With its opening set as a college dorm’s common room, “Window Full of Moths” made me feel at home right from the first act. Deglamorizing “college life” and highlighting the irritants that most college students are too accustomed to to bother with, “Moths,” written by Brin Solomon ’14 and directed by Thomas Stilwell ’16, attempts to sensitize its audience members to their own lives.
The set invokes a sense of familiarity with its sofa, pillows and quintessential scattered pile of books, which belong to Susan (Lily Shoretz ’16), a college girl in her junior year. Clad in a pair of comfortable-looking pajamas, Susan immediately strikes a cord with the tired and overworked college student. An ambitious physics major, with lofty goals of changing the world, she tells her audience her story with a brutal honesty. She sings to them the tale of her mediocre high school and her desire to become a competent scientist. Susan’s story doesn’t seem unique, built around the expected hallmarks of unpopularity in high school and great expectations for college. Still, her delivery is, at once, both charming and unembellished. Shoretz’s performance is fluid enough to assume the character of any Junior with a tendency towards quarter-life crises, and Susan’s character could serve as prototype — reminding the audience members of either themselves or someone they know.
Susan is joined by her friends, Darryn (Charlie Bardey ’17) and Seth (David McPeek ’16), who support her in her late-night academic (mis)adventures. Darryn and Seth, a couple in love, themselves struggle through assignments and other scholarly commitments while balancing the desire to spend quality time together. The three characters navigate their lives in college together, collectively whining away their worries.
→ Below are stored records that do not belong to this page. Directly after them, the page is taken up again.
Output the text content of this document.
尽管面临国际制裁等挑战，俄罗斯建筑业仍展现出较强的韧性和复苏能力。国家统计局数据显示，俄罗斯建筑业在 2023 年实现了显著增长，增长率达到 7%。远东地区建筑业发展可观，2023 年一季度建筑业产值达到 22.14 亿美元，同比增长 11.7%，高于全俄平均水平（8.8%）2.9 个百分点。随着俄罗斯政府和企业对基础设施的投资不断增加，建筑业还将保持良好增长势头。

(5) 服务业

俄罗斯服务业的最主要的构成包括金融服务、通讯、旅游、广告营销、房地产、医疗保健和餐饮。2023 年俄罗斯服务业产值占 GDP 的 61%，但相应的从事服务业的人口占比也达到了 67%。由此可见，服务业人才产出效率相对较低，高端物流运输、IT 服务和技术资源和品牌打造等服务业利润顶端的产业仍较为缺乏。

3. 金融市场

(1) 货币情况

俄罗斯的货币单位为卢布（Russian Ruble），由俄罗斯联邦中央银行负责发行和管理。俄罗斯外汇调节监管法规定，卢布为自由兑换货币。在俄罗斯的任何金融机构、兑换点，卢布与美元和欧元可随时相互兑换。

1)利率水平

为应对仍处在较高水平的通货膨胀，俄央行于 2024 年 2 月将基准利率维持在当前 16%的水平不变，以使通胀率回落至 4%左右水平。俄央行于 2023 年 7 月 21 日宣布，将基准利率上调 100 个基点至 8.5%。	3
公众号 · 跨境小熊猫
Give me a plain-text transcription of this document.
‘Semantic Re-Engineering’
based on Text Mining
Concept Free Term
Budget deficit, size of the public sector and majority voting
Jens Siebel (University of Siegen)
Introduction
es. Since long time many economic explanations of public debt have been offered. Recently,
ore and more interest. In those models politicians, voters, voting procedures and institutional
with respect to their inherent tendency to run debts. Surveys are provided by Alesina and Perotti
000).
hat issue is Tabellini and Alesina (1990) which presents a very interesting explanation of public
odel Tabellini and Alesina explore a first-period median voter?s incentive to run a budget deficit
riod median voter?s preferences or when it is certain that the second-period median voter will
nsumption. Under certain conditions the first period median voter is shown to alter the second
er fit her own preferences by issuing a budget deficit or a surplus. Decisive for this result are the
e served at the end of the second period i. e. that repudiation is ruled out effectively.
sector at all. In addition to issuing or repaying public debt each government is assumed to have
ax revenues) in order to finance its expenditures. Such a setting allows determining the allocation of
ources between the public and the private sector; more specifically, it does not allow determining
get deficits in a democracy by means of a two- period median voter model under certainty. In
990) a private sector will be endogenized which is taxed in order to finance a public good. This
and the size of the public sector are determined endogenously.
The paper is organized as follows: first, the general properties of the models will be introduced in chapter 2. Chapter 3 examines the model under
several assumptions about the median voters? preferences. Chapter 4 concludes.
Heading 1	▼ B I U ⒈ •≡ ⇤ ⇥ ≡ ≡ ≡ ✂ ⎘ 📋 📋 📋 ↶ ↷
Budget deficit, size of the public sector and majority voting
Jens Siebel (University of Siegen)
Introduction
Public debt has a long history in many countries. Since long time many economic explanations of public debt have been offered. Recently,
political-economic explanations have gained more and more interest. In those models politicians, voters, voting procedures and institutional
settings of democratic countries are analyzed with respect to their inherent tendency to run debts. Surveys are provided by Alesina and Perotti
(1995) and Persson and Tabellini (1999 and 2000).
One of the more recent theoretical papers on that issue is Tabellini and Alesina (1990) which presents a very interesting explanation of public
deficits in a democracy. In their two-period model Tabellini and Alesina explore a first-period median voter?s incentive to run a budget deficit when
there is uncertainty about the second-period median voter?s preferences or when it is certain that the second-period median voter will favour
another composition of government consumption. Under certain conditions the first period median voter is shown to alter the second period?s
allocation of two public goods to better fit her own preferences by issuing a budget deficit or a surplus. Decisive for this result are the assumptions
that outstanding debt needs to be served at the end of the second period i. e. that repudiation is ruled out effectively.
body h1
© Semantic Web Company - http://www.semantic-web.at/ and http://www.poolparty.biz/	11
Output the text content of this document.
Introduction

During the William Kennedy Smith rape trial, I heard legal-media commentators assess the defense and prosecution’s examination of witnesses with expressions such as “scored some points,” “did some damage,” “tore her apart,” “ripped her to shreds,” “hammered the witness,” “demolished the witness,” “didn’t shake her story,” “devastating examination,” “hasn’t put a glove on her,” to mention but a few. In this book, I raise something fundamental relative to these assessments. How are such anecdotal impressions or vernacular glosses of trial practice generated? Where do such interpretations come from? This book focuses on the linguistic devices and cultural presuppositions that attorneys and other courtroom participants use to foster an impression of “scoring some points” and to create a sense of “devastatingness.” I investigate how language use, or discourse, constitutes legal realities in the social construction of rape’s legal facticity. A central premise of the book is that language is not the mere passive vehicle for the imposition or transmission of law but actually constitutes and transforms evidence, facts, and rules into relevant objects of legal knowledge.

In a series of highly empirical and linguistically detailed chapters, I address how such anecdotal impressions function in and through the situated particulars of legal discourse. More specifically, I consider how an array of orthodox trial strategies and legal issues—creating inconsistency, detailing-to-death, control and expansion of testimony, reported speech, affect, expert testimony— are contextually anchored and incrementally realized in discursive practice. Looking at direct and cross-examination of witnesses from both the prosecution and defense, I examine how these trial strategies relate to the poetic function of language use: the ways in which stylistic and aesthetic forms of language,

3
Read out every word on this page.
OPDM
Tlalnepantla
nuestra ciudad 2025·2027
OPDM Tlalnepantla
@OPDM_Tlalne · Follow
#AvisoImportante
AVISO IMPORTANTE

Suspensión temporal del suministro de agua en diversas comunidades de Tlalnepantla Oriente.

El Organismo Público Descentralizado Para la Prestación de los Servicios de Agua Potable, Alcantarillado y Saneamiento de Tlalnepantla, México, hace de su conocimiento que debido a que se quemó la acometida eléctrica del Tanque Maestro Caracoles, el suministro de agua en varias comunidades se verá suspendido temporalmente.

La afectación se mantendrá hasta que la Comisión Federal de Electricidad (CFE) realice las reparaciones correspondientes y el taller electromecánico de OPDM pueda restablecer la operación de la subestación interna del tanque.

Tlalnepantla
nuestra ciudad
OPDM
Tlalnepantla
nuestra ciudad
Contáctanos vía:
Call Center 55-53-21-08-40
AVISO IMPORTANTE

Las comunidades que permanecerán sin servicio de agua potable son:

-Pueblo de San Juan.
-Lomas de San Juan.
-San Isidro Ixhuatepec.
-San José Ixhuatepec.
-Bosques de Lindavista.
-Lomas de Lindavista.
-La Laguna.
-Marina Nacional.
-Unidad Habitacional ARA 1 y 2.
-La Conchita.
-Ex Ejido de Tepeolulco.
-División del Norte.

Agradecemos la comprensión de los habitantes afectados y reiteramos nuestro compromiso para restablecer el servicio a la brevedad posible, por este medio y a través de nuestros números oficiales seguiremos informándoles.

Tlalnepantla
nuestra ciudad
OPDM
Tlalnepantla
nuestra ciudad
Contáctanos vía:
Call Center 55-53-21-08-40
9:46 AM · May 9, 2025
But despite their ostensibly mundane and often miserable college lives, these students regularly break out into extraordinary soul stirring songs, which describe their everyday struggles. Problem sets, readings, arguments with friends and romantic ‘chases’ suddenly take on the complexity of Herculean tasks, which burden the 20-something-year-old characters enough to make them oscillate between regular college students and seeming professional opera singers. In one song, Darryn complains about how tired he feels every day. It’s a common enough complaint, but with Bardey’s vocal talent, the song turns into a heartfelt plea for recognition.
The play mixes casual conversations, jaded late-night heart-to-hearts, prolonged all-nighters and everyday romantic encounters with the more complicated themes of identity, self-worth and sexuality. And its conclusion leaves the audience with the urge to rethink their lives; it encourages them to reevaluate the seriousness of their own troubles, and identify the somewhat darker undertones they often overlook. The play, however, also hints of a rather sarcastic mockery of college struggles; the characters may sometimes come off as making a mountain of a molehill. Baskin’s writing, then, wants us to balance both the superficial and the more important deeper connections. The performers carry out these best through song, each actor displaying a remarkable ability to find meaning in a tune.
The play’s most beautiful message is to remind the audience members of the importance of making the most of their lives by finding happiness in the small things. Making clear music’s ability to add magic to otherwise common lives, the play is a successful combination of a musical and a skit. It left me with a deep empathy, and with a desire to elevate my own ‘normal’ college life to a higher emotional plane, full of heavy words and nuanced expressions. Run-of-the-mill activities are portrayed with a heartwarming integrity, which the characters employ to silently reassure the audience: “We’ve been there.” Simple, relatable and melodious, “Window Full of Moths” is worth a watch, especially for the worn out!
Update, Jan. 3: This article has been updated to reflect Brin Solomon’s correct name and pronouns.